Landwirtschaft Geldgrab Milch

In den nächsten zehn Jahren wird sich die Zahl der Betriebe weiter halbieren.

Von Carsten Hoefer 19.05.2019, 23:01

München (dpa) l Drei Jahre nach der letzten großen Milchkrise arbeiten Deutschlands Milchbauern trotz gestiegener Preise weiter defizitär. Die Kosten der Milcherzeugung sind nach wie vor höher als die Erzeugerpreise, wie Fachleute und Bauern übereinstimmend berichten. Daher verschulden sich viele Höfe immer stärker. Branchenexperten gehen davon aus, dass sich der Konzentrationsprozess in der Landwirtschaft fortsetzt und weiter alljährlich Tausende Bauern aufgeben. Sofern die EU ihre Agrarzuschüsse wie geplant kürzt, könnte sich das Höfesterben sogar noch beschleunigen.

Der Bund deutscher Milchviehhalter (BDM) beziffert die derzeitigen Produktionskosten für konventionelle Milch auf im Schnitt etwa 43 Cent pro Kilo. Bei Biomilch sind es an die 60 Cent, sagt Sprecher Hans Foldenauer. Die Milchbranche rechnet in Kilogramm und nicht in Litern.

Die Erzeugerpreise sind deutlich niedriger: Derzeit bekommt ein Bauer im bundesweiten Schnitt von seiner Molkerei etwa 34 Cent für konventionelle Milch und zwischen 45 und 50 Cent für Biomilch. Faktisch betreiben die Milchbauern also Selbstausbeutung. Foldenauer stammt aus dem Allgäu, wo die Milchwirtschaft nach wie vor eine große Rolle spielt.

„Den Strukturwandel in der deutschen Milchwirtschaft haben wir seit 70 Jahren, keine Politik hat das aufhalten können“, sagt Torsten Hemme, Direktor von IFCN, einem renommierten Forschungsinstitut für Milchwirtschaft in Kiel. „Nach dem Zweiten Weltkrieg hatten wir circa 100 000 Milchbauern in Schleswig-Holstein, jetzt sind es unter 4000, und diese Zahl wird sich wahrscheinlich in den nächsten Jahren weiter reduzieren.“ Schleswig-Holstein ist kein Sonderfall, die Entwicklung ist überall in Europa ähnlich. „Es gibt bisher kein Land, das diesen Trend aufgehalten hat, auch nicht die Schweiz oder Norwegen, die sehr hohe Subventionen zahlen.“

Die Faustformel: Pro Jahr hören etwa fünf bis sechs Prozent der deutschen Milchviehbetriebe auf, „also alle zehn Jahre etwa die Hälfte“, wie Hemme sagt. „Die verbleibenden Betriebe wachsen dafür um etwa fünf bis zehn Prozent pro Jahr. Das ist die andere Seite der Entwicklung, und ich bin immer dafür, beide Seiten zu sehen.“

Seit den Sechzigerjahren hat sich der durchschnittliche deutsche Milchbauer von damals 12 Kühen pro Betrieb auf heutzutage etwa 65 vergrößert. Dabei gibt es große regionale Unterschiede: Die meisten Milchbauern gibt es nach wie vor in Bayern, mit durchschnittlich etwa 30 Tieren. Im Norden sind die Höfe entsprechend größer.

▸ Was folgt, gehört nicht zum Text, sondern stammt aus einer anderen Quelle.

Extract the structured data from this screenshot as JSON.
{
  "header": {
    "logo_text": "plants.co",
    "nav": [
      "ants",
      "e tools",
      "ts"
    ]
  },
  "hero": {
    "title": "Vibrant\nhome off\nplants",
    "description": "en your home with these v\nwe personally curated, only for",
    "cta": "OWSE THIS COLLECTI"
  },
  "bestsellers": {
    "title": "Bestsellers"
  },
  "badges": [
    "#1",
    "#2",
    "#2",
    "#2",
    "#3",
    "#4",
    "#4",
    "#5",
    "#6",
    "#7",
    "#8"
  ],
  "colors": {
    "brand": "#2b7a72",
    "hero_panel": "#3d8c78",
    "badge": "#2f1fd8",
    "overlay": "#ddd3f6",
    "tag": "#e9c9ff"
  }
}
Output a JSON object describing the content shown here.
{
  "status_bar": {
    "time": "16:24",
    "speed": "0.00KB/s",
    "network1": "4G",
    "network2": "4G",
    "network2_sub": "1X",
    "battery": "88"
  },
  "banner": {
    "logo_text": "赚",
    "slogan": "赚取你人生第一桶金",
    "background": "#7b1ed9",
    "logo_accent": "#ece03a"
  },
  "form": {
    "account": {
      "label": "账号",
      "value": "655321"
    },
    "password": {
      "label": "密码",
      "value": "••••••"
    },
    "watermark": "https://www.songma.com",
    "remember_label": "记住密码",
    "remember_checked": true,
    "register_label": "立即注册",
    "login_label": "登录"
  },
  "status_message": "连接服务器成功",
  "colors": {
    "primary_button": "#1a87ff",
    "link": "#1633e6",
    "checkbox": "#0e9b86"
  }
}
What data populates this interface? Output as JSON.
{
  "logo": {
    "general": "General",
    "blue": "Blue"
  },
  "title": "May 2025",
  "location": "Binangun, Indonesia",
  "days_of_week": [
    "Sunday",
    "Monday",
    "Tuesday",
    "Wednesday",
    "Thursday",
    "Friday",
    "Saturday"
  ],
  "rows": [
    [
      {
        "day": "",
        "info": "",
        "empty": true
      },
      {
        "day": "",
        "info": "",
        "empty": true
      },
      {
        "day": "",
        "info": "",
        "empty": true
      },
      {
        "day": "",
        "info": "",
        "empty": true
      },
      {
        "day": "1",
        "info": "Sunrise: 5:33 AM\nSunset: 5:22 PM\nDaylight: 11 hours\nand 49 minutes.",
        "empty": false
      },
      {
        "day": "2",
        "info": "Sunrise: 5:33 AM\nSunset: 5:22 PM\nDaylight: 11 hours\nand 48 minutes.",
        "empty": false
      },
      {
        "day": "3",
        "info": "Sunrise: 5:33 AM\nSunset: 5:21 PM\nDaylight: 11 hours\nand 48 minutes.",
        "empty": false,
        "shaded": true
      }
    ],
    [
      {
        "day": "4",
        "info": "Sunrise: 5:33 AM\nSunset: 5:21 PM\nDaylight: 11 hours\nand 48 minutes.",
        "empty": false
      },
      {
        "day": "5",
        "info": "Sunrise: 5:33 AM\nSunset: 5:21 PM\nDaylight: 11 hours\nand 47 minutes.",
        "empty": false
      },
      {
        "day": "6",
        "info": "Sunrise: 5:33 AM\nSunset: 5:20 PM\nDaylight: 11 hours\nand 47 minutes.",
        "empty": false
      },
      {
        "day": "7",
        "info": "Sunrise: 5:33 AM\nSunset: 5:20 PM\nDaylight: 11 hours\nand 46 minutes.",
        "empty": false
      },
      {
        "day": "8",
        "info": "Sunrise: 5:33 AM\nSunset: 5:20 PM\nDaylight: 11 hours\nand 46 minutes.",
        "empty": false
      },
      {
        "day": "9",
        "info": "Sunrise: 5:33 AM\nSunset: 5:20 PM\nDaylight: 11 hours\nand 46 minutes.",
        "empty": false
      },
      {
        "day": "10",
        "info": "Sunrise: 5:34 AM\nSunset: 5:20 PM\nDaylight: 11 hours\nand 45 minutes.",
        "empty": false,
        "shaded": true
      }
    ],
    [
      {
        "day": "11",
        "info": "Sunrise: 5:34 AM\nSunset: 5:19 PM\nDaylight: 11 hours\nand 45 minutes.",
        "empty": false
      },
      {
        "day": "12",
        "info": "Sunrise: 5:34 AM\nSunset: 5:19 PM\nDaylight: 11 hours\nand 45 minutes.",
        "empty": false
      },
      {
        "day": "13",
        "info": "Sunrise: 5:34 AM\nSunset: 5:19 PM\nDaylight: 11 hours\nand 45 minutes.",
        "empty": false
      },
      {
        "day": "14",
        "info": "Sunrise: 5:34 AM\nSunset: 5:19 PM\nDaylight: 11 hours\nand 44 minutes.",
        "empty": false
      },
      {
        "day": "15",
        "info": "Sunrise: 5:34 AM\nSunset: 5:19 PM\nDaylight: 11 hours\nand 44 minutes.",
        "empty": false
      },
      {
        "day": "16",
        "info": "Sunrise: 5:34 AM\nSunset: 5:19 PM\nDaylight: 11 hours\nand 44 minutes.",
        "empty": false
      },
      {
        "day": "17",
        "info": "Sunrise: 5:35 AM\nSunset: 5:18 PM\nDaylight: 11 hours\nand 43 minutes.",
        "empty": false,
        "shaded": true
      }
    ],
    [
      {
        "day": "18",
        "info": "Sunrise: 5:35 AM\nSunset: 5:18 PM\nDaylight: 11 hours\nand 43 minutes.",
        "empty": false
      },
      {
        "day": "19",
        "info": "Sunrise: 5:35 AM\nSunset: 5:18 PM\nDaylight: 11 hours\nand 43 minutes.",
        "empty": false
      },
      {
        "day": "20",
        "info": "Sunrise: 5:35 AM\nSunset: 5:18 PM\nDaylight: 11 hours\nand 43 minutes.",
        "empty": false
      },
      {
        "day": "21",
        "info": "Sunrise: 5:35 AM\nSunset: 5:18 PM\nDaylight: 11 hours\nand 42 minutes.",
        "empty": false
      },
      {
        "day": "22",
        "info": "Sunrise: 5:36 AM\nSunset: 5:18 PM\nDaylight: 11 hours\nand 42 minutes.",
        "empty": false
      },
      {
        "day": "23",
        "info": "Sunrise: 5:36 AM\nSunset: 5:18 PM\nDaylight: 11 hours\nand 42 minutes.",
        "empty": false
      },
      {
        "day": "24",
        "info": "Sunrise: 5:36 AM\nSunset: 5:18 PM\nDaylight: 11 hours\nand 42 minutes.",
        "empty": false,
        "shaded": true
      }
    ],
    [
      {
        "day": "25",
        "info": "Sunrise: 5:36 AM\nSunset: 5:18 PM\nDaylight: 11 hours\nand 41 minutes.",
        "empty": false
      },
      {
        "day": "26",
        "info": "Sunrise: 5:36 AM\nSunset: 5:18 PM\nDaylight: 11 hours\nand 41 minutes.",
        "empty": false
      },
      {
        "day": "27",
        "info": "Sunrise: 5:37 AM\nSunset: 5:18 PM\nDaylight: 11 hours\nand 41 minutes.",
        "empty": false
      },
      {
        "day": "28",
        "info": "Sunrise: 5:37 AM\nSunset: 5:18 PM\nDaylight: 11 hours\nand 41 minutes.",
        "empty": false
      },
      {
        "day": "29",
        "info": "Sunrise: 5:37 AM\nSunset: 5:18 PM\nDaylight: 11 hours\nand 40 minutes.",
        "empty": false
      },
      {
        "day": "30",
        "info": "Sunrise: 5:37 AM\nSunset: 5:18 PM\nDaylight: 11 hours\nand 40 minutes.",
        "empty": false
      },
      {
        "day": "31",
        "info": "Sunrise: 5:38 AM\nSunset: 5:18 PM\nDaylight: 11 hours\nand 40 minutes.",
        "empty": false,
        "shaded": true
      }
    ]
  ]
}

„Wir haben seit 2008 stark schwankende Erzeugerpreise“, sagt Claus Schnakenberg, Agrarberater und Milchexperte im Bremer Umland. „Das Problem ist, dass die Betriebe im Schnitt über die letzten fünf Jahre keine Vollkostendeckung erreichen.“ Die Folge: „Der Verschuldungsgrad steigt“, sagt Schnakenberg. „Wenn die Erzeugerpreise so niedrig sind wie 2016, bekommen viele Betriebe Liquiditätsprobleme.“

Die Einkommen der Milchbauern sind entsprechend niedrig: „Bei einem Betrieb mit 80 Kühen komme ich auf einen Stundenlohn von etwa 10 Euro“, sagt IFCN-Direktor Hemme. „Das Einzige, was den Strukturwandel aufhalten könnte, wäre eine erhebliche Wirtschaftskrise mit einer Halbierung der Löhne in Deutschland. Dann wären die Einkommen in der Landwirtschaft wieder konkurrenzfähig.“

Von Seiten der Politik bekommen die Landwirte oft zu hören, sie sollten auf Bio umstellen. Zwar lassen sich mit Biomilch tatsächlich bessere Preise erzielen. Aber weil auch die Kosten entsprechend höher sind, leiden Biobauern unter dem gleichen Strukturproblem mangelnder Profitabilität wie ihre konventionell wirtschaftenden Kollegen.